In fact, the GAO report is a general discussion of proposed enhancements of electronic voting, and makes no claims about the 2004 Presidential Election being "rigged for Bush". To suggest otherwise is lefty propagandizing.

Being behind a losing canidate does hurt. I was behind Atkinson although he had an uphill battle, was very bummed last night we he lost. But after sleeping it off you just have to be proud of the canidates for running.
I was proud of Jason for going into it not being from the willamette valley, and being out spent 20:1 and still getting 22% of the vote.

Although I wasnt in Multnomah County I was proud that Lister stood up to the giant monster called multnomah county city hall

From Pete Sorenson to Jason Atkinson and everyone in between good job fighting!

Well Alice, your first place to start would be the comments made by Diebold's CEO, to the effect of "We're going to deliver a victory for Bush this year in Ohio". Red flag... I'm sorry, but this guy is in the business of making a supposedly unbiased product for the purposes of democracy. Wheter the comments were benign or not, it's worrysome. Did I mention the source code is proprietary? That means one corporation holds the key to this country's fate. See for more on why this is a bad idea.

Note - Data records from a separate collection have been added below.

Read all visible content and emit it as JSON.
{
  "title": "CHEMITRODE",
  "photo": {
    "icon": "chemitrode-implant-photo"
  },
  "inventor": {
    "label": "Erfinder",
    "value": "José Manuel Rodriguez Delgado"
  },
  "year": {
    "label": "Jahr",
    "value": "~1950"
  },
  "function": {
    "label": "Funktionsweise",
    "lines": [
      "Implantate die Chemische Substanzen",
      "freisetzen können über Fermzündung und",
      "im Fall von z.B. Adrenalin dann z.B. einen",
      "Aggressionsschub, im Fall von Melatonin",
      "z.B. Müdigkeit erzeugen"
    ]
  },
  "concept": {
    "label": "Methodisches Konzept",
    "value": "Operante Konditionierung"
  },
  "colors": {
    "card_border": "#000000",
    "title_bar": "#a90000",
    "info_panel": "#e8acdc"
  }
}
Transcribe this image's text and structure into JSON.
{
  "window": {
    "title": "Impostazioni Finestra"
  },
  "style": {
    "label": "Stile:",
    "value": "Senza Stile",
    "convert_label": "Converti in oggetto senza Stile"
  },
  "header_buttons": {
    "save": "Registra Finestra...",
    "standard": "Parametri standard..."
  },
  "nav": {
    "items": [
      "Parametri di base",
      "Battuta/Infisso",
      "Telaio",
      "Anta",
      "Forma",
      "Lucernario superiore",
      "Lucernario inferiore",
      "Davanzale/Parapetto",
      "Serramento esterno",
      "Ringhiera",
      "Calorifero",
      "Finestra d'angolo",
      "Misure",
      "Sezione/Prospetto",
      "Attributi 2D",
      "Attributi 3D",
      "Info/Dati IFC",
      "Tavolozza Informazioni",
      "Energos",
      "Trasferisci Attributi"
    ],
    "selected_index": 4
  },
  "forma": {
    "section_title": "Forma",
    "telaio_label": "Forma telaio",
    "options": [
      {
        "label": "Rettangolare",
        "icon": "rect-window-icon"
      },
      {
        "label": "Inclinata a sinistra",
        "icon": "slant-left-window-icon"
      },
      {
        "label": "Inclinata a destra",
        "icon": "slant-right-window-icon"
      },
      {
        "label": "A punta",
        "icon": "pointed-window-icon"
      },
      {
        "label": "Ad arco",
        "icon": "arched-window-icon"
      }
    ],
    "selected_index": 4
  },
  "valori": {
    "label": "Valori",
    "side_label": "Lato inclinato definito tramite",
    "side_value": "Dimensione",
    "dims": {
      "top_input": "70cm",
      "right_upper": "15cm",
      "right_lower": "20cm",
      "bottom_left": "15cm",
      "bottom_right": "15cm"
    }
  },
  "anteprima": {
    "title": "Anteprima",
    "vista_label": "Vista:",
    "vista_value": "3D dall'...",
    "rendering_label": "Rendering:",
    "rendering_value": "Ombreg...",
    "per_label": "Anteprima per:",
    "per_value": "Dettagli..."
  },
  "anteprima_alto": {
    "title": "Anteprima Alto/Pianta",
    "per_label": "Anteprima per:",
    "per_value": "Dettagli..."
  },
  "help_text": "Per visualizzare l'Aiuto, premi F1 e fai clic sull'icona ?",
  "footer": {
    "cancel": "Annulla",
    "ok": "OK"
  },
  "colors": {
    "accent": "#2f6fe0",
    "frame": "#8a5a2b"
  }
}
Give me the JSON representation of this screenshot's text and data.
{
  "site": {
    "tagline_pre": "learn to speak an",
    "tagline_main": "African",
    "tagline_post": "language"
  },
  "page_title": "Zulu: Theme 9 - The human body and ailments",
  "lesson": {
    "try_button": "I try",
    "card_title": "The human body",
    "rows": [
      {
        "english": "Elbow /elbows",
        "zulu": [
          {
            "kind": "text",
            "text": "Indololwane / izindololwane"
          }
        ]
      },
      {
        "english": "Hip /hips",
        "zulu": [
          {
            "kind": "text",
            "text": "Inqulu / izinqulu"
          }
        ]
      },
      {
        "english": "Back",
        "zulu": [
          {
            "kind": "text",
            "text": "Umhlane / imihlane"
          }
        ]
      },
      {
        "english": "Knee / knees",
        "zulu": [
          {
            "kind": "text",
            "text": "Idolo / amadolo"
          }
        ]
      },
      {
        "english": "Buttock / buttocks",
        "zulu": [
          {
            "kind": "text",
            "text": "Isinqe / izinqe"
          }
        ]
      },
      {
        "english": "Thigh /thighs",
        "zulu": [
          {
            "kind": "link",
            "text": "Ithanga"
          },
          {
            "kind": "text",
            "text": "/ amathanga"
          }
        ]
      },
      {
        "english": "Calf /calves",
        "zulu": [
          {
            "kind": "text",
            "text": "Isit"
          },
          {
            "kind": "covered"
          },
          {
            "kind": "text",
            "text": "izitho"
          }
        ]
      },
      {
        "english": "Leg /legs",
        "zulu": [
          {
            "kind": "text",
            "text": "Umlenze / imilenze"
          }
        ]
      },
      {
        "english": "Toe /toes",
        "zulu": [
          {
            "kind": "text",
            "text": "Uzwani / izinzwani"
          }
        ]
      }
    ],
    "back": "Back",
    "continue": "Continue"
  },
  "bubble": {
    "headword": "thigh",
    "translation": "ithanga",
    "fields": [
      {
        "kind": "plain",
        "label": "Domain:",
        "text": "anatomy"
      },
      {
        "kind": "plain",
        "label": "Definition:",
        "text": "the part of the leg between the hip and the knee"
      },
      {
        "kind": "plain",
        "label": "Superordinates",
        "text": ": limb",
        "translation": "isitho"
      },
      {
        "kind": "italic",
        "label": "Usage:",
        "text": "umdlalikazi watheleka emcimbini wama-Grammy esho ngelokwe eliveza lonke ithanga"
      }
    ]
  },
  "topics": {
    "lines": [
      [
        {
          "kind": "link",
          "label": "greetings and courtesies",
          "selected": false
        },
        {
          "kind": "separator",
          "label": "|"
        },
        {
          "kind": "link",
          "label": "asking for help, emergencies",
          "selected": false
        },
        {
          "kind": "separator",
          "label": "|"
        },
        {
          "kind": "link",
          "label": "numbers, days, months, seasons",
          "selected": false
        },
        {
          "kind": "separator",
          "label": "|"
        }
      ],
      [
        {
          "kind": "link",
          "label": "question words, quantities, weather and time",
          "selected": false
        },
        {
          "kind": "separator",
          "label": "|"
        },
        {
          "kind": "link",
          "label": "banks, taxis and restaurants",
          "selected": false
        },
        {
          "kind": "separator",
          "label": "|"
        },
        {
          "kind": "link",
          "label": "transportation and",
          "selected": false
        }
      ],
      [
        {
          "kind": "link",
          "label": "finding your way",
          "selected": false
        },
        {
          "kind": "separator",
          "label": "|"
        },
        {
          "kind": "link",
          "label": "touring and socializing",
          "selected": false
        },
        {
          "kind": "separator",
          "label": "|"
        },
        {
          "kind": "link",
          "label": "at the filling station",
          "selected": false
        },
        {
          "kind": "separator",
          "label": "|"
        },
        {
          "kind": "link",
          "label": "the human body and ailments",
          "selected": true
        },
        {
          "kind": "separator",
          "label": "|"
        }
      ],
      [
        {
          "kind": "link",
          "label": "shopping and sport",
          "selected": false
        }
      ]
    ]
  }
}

Also, attempts to document cases of fraud, hardcoding, software and tracking problems.

Quoth the GAO:
"Numerous recent studies and reports have highlighted problems with the security and reliability of electronic voting systems. While these reports often focused on problems with specific systems or jurisdictions, the concerns they raise have the potential to affect election outcomes. The numerous examples of systems with poor security controls point to a situation in which vendors may not be uniformly building security and reliability into their voting systems, and election officials may not always rigorously ensure the security and reliability of their systems when they acquire, test, operate, and manage them."

Quoth the House Judiciary Committee:
"We have found numerous, serious election irregularities in the Ohio presidential election, which resulted in a significant disenfranchisement of voters. Cumulatively, these irregularities, which affected hundreds of thousand of votes and voters in Ohio, raise grave doubts regarding whether it can be said the Ohio electors selected on December 13, 2004, were chosen in a manner that conforms to Ohio law, let alone federal requirements and constitutional standards........With regards to our factual finding, in brief, we find that there were massive and unprecedented voter irregularities and anomalies in Ohio. In many cases these irregularities were caused by intentional misconduct and illegal behavior, much of it involving Secretary of State J. Kenneth Blackwell, the co-chair of the Bush-Cheney campaign in Ohio."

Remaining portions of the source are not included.